Belki, bilgimize böyle bakamadığımız, onu canımızın bir parçası olduğunu anlayabilme gücünü gösteremediğimiz için bilgimize böyle bir bilgiyi, bilgisel tutumu katamadığımızdan, bilgimiz hayatımıza, hayatımız bilgimize yakışmıyor. Bilginin yozlaşmasında, iki uç görebiliriz:
a. Bilgi yaşamdan, candan kopuyor. Aşırı soyutlanıyor. Bilgi kendi içine kapanıyor. Modeller, teoriler çoğalıyor. Bu çoğalış, hakikatin ‘yüzlerini’ arama savını taşımıyor. Aşırı matematikleşme, formelleşme (örneğin ekonomide!) bilginin canına okuyor; bilgi açıklamaya, anlamaya, yaşatmaya çalıştığı insan yaşamına erişemiyor. Onun üzerinde etkili olamıyor. Matematiksel çözüm tekniklerine, istatistiğe aşırı yaslanma kaygısı, haddini bilmeye çalışma, sınırlarını aşmama, aşırı ihtiyatlı olma tutumu, bilginin pısırıklığına yol açıyor. Korkak, silik, çekingen, kendi içine tutsak, ancak uzmanın anlayıp can veremediği, yaşama katamadığı kişiliksiz bilgi oluşuyor (Bilgiden, ‘insanmış’, ‘bireymiş’ gibi söz ediyorum. Bunun bilgi ahlakı açısından gerekli olduğunu düşünüyorum!). Oysa bilginin bir kişiliği vardır.

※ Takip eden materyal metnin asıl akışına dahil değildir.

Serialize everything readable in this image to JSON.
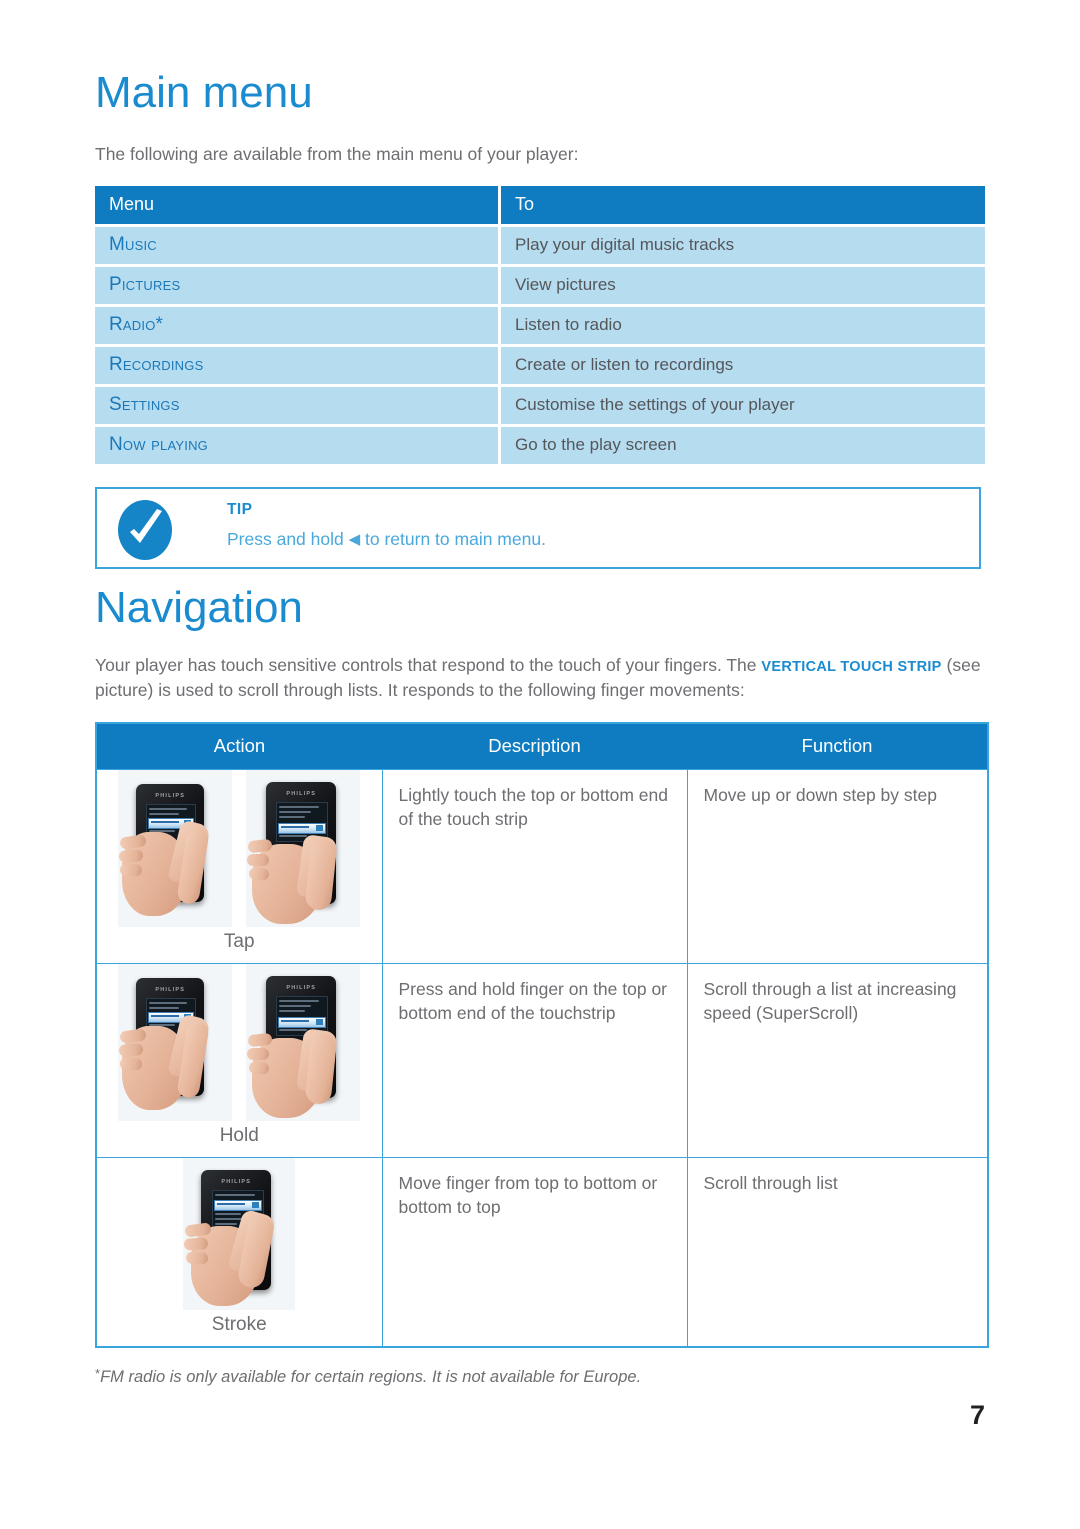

b. Bilgi köleleştiriliyor. ‘Mesler erbabı’, teknisyenler, hekimler günlük yaşayışı içinde çoğumuz ‘hap’ haline getirilmiş, kullanım kılavuzları gibi ifade edilmiş, hazır malumatları seviyoruz. Bilgi, kullanılıp atılacak, sömürülecek, köleleştirilecek bir meta haline getiriliyor. Kaynakları, arkasındaki teoriler, tarih içindeki gelişimi unutuluyor. Bilgiye eziyet ediyoruz (Bilgiyle eziyet edildiğini zaten biliyoruz!).
Bilgiye aşırı saygı duyup onu abarttığımızda, ölçüyü kaçırıp onu canın üstüne koyduğumuzda, bilgi candan kopuyor. Bilimcilik hastalığı, teknokrasi yozluğu çıkabiliyor ortaya. Kibirli, kendini insandan üstün gören bir bilgiyle karşılaşıyoruz. Bilgi bizi eziyor.
Bilgiyi küçümsemek, bilinmeyenin oyuncağı olmaya götürüyor bizi. Karanlık, bulanık, deneyim ötesi alanlara bilginin dışındaki yollarla ulaşabileceğimizi sanıyoruz” (s. 41-42).
İnam, Ahmet (2010). Canım Yobazlarım Benim, Hayal Yayınları, Ankara.